За своими попытками согреться я не заметила, как свет вокруг померк, а небо вновь заволокли тяжелые серые тучи. Порыв ледяного ветра заставил съежиться и открыть глаза. Все воспринималось, как в замедленной съемке. Будто замерзло не только тело, но и мозги атрофировались от холода.
Слезящиеся глаза обнаружили у въезда на поляну чью-то фигуру. Сердце запоздало замерло от страха, но от холода я даже пошевелить пальцем не смогла.

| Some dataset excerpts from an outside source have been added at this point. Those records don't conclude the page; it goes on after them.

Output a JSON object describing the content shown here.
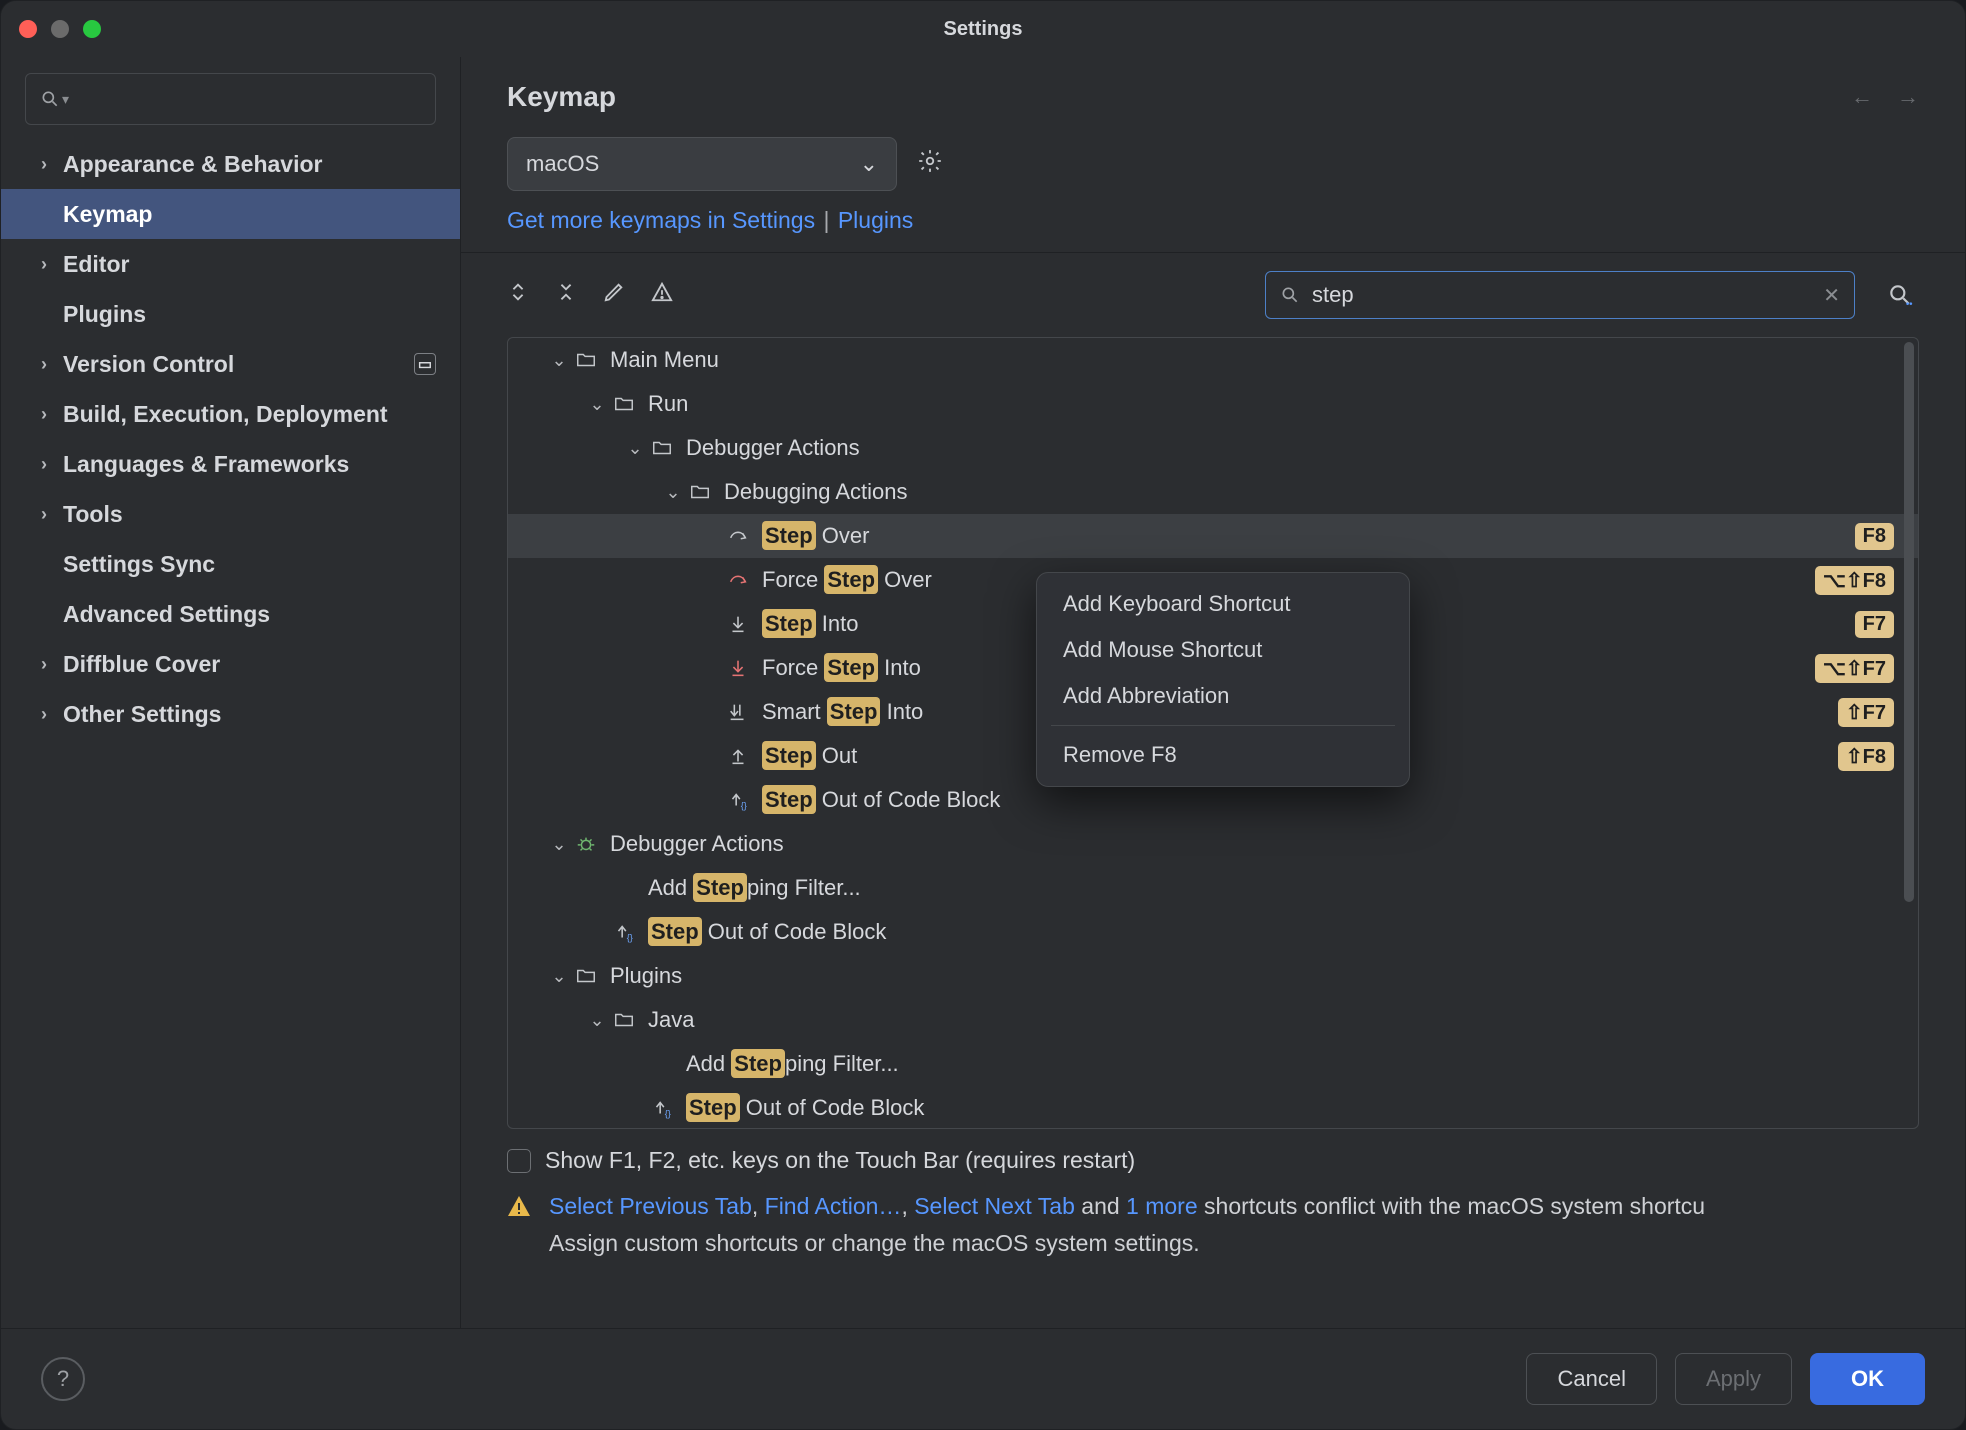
{
  "window": {
    "title": "Settings"
  },
  "sidebar": {
    "search_placeholder": "",
    "items": [
      {
        "label": "Appearance & Behavior",
        "expandable": true,
        "bold": true
      },
      {
        "label": "Keymap",
        "expandable": false,
        "bold": true,
        "selected": true
      },
      {
        "label": "Editor",
        "expandable": true,
        "bold": true
      },
      {
        "label": "Plugins",
        "expandable": false,
        "bold": true
      },
      {
        "label": "Version Control",
        "expandable": true,
        "bold": true,
        "badge": true
      },
      {
        "label": "Build, Execution, Deployment",
        "expandable": true,
        "bold": true
      },
      {
        "label": "Languages & Frameworks",
        "expandable": true,
        "bold": true
      },
      {
        "label": "Tools",
        "expandable": true,
        "bold": true
      },
      {
        "label": "Settings Sync",
        "expandable": false,
        "bold": true
      },
      {
        "label": "Advanced Settings",
        "expandable": false,
        "bold": true
      },
      {
        "label": "Diffblue Cover",
        "expandable": true,
        "bold": true
      },
      {
        "label": "Other Settings",
        "expandable": true,
        "bold": true
      }
    ]
  },
  "page": {
    "title": "Keymap"
  },
  "keymap_select": {
    "value": "macOS"
  },
  "get_more": {
    "first": "Get more keymaps in Settings",
    "sep": "|",
    "second": "Plugins"
  },
  "tool_search": {
    "value": "step"
  },
  "tree": {
    "n0": {
      "label": "Main Menu"
    },
    "n1": {
      "label": "Run"
    },
    "n2": {
      "label": "Debugger Actions"
    },
    "n3": {
      "label": "Debugging Actions"
    },
    "leaves": [
      {
        "pre": "",
        "hl": "Step",
        "post": " Over",
        "shortcut": "F8",
        "icon": "step-over",
        "selected": true
      },
      {
        "pre": "Force ",
        "hl": "Step",
        "post": " Over",
        "shortcut": "⌥⇧F8",
        "icon": "force-step-over"
      },
      {
        "pre": "",
        "hl": "Step",
        "post": " Into",
        "shortcut": "F7",
        "icon": "step-into"
      },
      {
        "pre": "Force ",
        "hl": "Step",
        "post": " Into",
        "shortcut": "⌥⇧F7",
        "icon": "force-step-into"
      },
      {
        "pre": "Smart ",
        "hl": "Step",
        "post": " Into",
        "shortcut": "⇧F7",
        "icon": "smart-step-into"
      },
      {
        "pre": "",
        "hl": "Step",
        "post": " Out",
        "shortcut": "⇧F8",
        "icon": "step-out"
      },
      {
        "pre": "",
        "hl": "Step",
        "post": " Out of Code Block",
        "shortcut": "",
        "icon": "step-out-block"
      }
    ],
    "dbg2": {
      "label": "Debugger Actions"
    },
    "dbg2_items": [
      {
        "pre": "Add ",
        "hl": "Step",
        "post": "ping Filter...",
        "icon": ""
      },
      {
        "pre": "",
        "hl": "Step",
        "post": " Out of Code Block",
        "icon": "step-out-block"
      }
    ],
    "plugins": {
      "label": "Plugins"
    },
    "java": {
      "label": "Java"
    },
    "java_items": [
      {
        "pre": "Add ",
        "hl": "Step",
        "post": "ping Filter...",
        "icon": ""
      },
      {
        "pre": "",
        "hl": "Step",
        "post": " Out of Code Block",
        "icon": "step-out-block"
      }
    ]
  },
  "touchbar": {
    "label": "Show F1, F2, etc. keys on the Touch Bar (requires restart)"
  },
  "conflict": {
    "links": [
      "Select Previous Tab",
      "Find Action…",
      "Select Next Tab",
      "1 more"
    ],
    "joins": [
      ", ",
      ", ",
      " and "
    ],
    "tail": " shortcuts conflict with the macOS system shortcu",
    "line2": "Assign custom shortcuts or change the macOS system settings."
  },
  "context_menu": {
    "items": [
      "Add Keyboard Shortcut",
      "Add Mouse Shortcut",
      "Add Abbreviation"
    ],
    "remove": "Remove F8"
  },
  "footer": {
    "cancel": "Cancel",
    "apply": "Apply",
    "ok": "OK"
  }
}
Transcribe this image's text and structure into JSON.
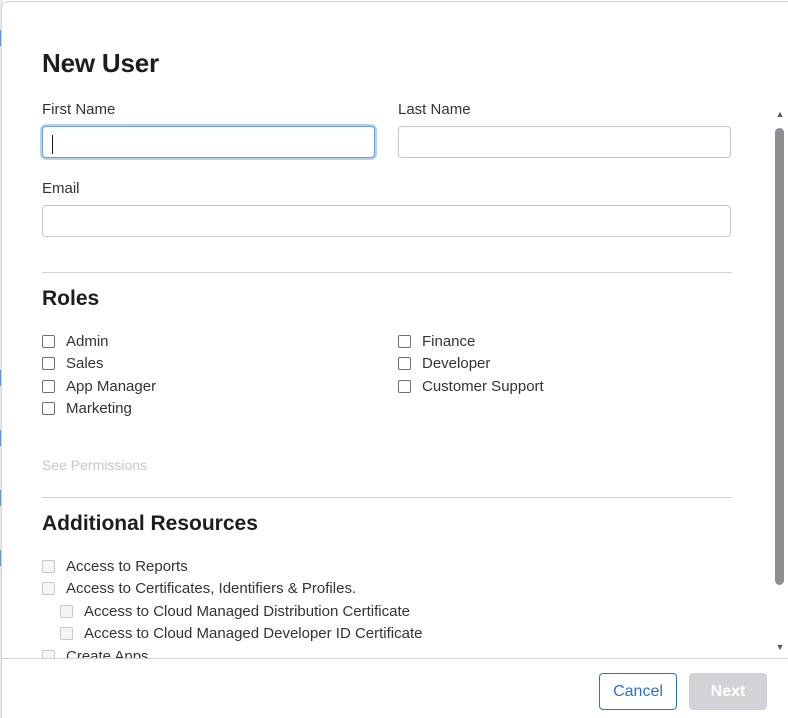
{
  "modal": {
    "title": "New User"
  },
  "form": {
    "first_name": {
      "label": "First Name",
      "value": ""
    },
    "last_name": {
      "label": "Last Name",
      "value": ""
    },
    "email": {
      "label": "Email",
      "value": ""
    }
  },
  "roles": {
    "title": "Roles",
    "left": [
      {
        "label": "Admin",
        "checked": false
      },
      {
        "label": "Sales",
        "checked": false
      },
      {
        "label": "App Manager",
        "checked": false
      },
      {
        "label": "Marketing",
        "checked": false
      }
    ],
    "right": [
      {
        "label": "Finance",
        "checked": false
      },
      {
        "label": "Developer",
        "checked": false
      },
      {
        "label": "Customer Support",
        "checked": false
      }
    ],
    "see_permissions": "See Permissions"
  },
  "resources": {
    "title": "Additional Resources",
    "items": [
      {
        "label": "Access to Reports",
        "checked": false,
        "disabled": true
      },
      {
        "label": "Access to Certificates, Identifiers & Profiles.",
        "checked": false,
        "disabled": true
      },
      {
        "label": "Access to Cloud Managed Distribution Certificate",
        "checked": false,
        "disabled": true
      },
      {
        "label": "Access to Cloud Managed Developer ID Certificate",
        "checked": false,
        "disabled": true
      },
      {
        "label": "Create Apps",
        "checked": false,
        "disabled": true
      }
    ]
  },
  "footer": {
    "cancel_label": "Cancel",
    "next_label": "Next"
  },
  "colors": {
    "accent": "#2a73c9",
    "disabled_text": "#c7c7cc",
    "focus_ring": "#b9d2f1"
  }
}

Фигура приблизилась, неся с собой морозную стужу. Я подняла на нее свои глаза. Передо мной стоял незнакомый мужчина, одетый в темные одежды. Начавшийся снегопад скрывал черты его лица, они ускользали от меня, только взгляд светлых, почти прозрачных глаз проникал до самых потаенных глубин моей души. Вопреки всему сделалось жарко, а низ живота скрутила странная судорога.
— И это они отправили мне для развлечения? — донеслись до меня его слова, голос оказался грубым, холодным, выворачивал внутренности, — да ты кожа, да кости. Товарки твои и то сочнее были.
Вместе со странными чувствами, бередящими душу, меня вновь накрыл страх. Кажется, Черный бог явился за своей жертвой.